The ones that are withdrawn by the legislator who initially wrote the question should not be debated.
you find 96 % of the interpellation debates connected to the interpellations that are categorized as besvarad OR korrekturläst OR skickad
exactly, for the period 1998 -- 2022, when riksdag open data has published. Some of those years this status column is empty, hence the 3k NaN (== empty) values. But if these three categories are the ones that indicate a question was debated, then we're on the right track.
Sounds good to me!
@DrJosefsson @joeri450 -- I checked your manual annotations against the automated extraction, and 5 of 165 (3.03%) are incorrect, if we consider that formally "fråga" is not an ip debate. The good news is those 5 are all false negatives, meaning I didn't tag an intro as part of IP debate that is actually part of one, and those 5 are all in the 1970s, so we knew about that and I will fix the 1970s soon. No instances of calling an intro part of an ip debate when it's something else.

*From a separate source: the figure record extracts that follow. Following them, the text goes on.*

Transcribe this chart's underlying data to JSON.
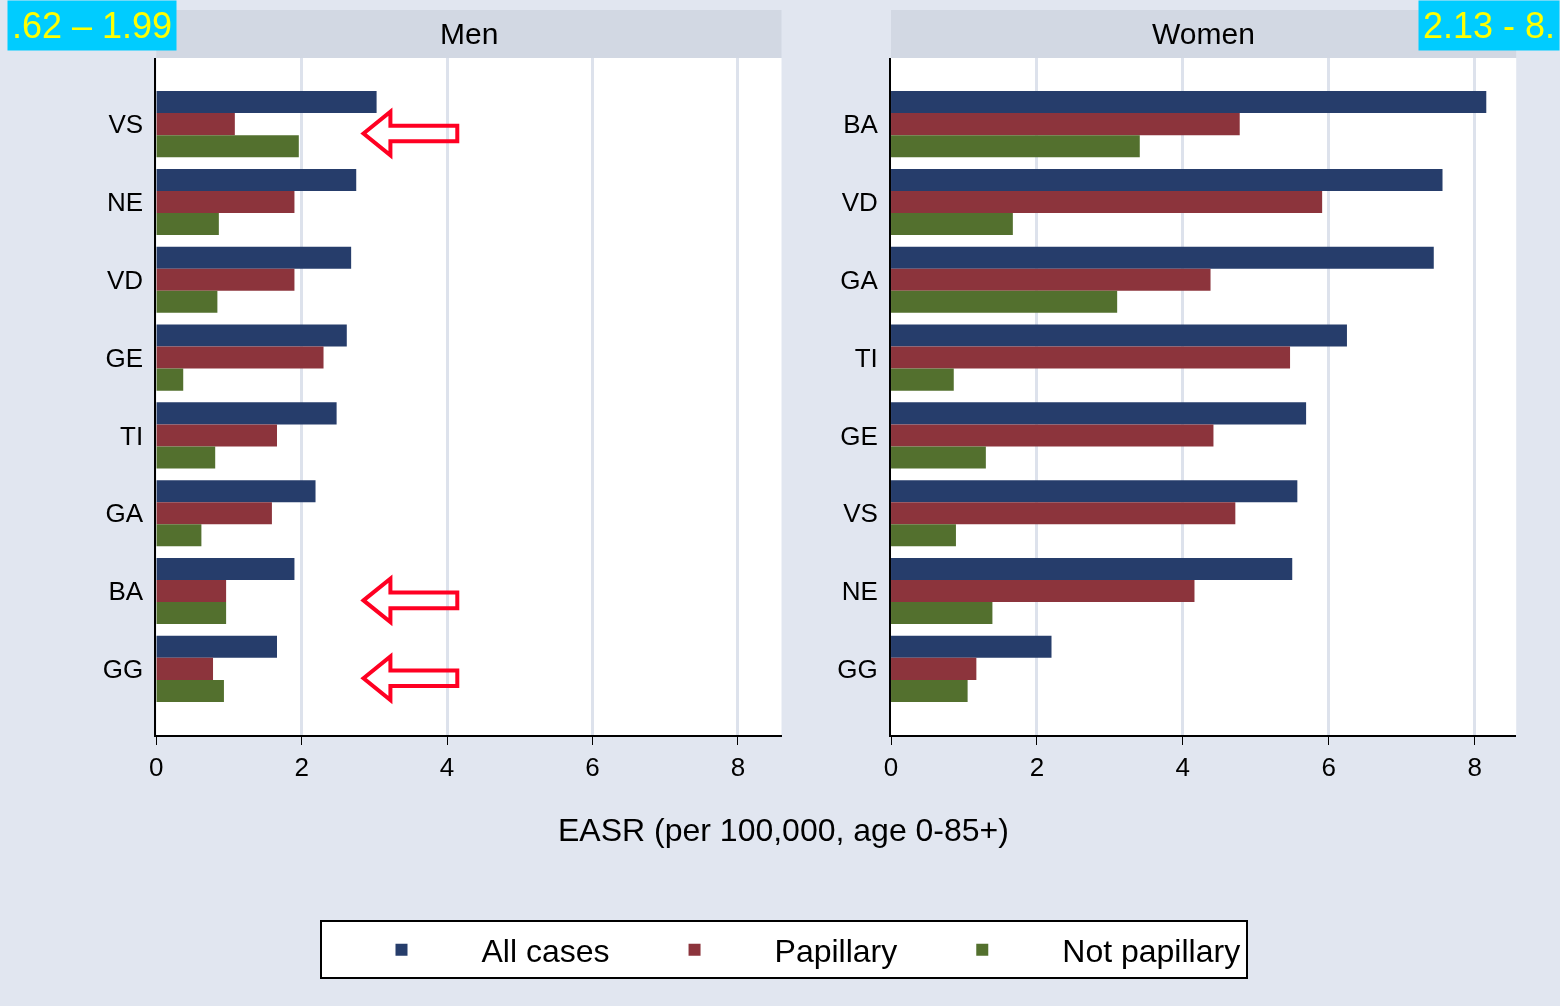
{
  "chart_data": [
    {
      "type": "bar",
      "orientation": "horizontal",
      "title": "Men",
      "xlabel": "EASR (per 100,000, age 0-85+)",
      "annotations": [
        ".62 – 1.99"
      ],
      "categories": [
        "VS",
        "NE",
        "VD",
        "GE",
        "TI",
        "GA",
        "BA",
        "GG"
      ],
      "series": [
        {
          "name": "All cases",
          "color": "#263d6b",
          "values": [
            3.03,
            2.75,
            2.68,
            2.62,
            2.48,
            2.19,
            1.9,
            1.66
          ]
        },
        {
          "name": "Papillary",
          "color": "#8c343c",
          "values": [
            1.08,
            1.9,
            1.9,
            2.3,
            1.66,
            1.59,
            0.96,
            0.78
          ]
        },
        {
          "name": "Not papillary",
          "color": "#53702e",
          "values": [
            1.96,
            0.86,
            0.84,
            0.37,
            0.81,
            0.62,
            0.96,
            0.93
          ]
        }
      ],
      "xlim": [
        0,
        8.6
      ],
      "xticks": [
        0,
        2,
        4,
        6,
        8
      ],
      "grid": "x",
      "legend": "bottom"
    },
    {
      "type": "bar",
      "orientation": "horizontal",
      "title": "Women",
      "annotations": [
        "2.13 - 8."
      ],
      "categories": [
        "BA",
        "VD",
        "GA",
        "TI",
        "GE",
        "VS",
        "NE",
        "GG"
      ],
      "series": [
        {
          "name": "All cases",
          "color": "#263d6b",
          "values": [
            8.16,
            7.56,
            7.44,
            6.25,
            5.69,
            5.57,
            5.5,
            2.2
          ]
        },
        {
          "name": "Papillary",
          "color": "#8c343c",
          "values": [
            4.78,
            5.91,
            4.38,
            5.47,
            4.42,
            4.72,
            4.16,
            1.17
          ]
        },
        {
          "name": "Not papillary",
          "color": "#53702e",
          "values": [
            3.41,
            1.67,
            3.1,
            0.86,
            1.3,
            0.89,
            1.39,
            1.05
          ]
        }
      ],
      "xlim": [
        0,
        8.57
      ],
      "xticks": [
        0,
        2,
        4,
        6,
        8
      ],
      "grid": "x",
      "legend": "bottom"
    }
  ]
}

Great, thanks @BobBorges !
Ok. So, we are close to 100% accuracy now. I guess it is up to you @DrJosefsson, if this is good enough. I guess @BobBorges also needs to do some final fixes on the 1970s. I guess we can discuss the next steps tomorrow?
We want to extract the interpellation debates from the corpus. We believe these interpolation debates exist in the corpus during the whole period. So this task would include:
Extract interpellation debates
Quality Control We need to monitor how well we extract interpellation debates and simple questions.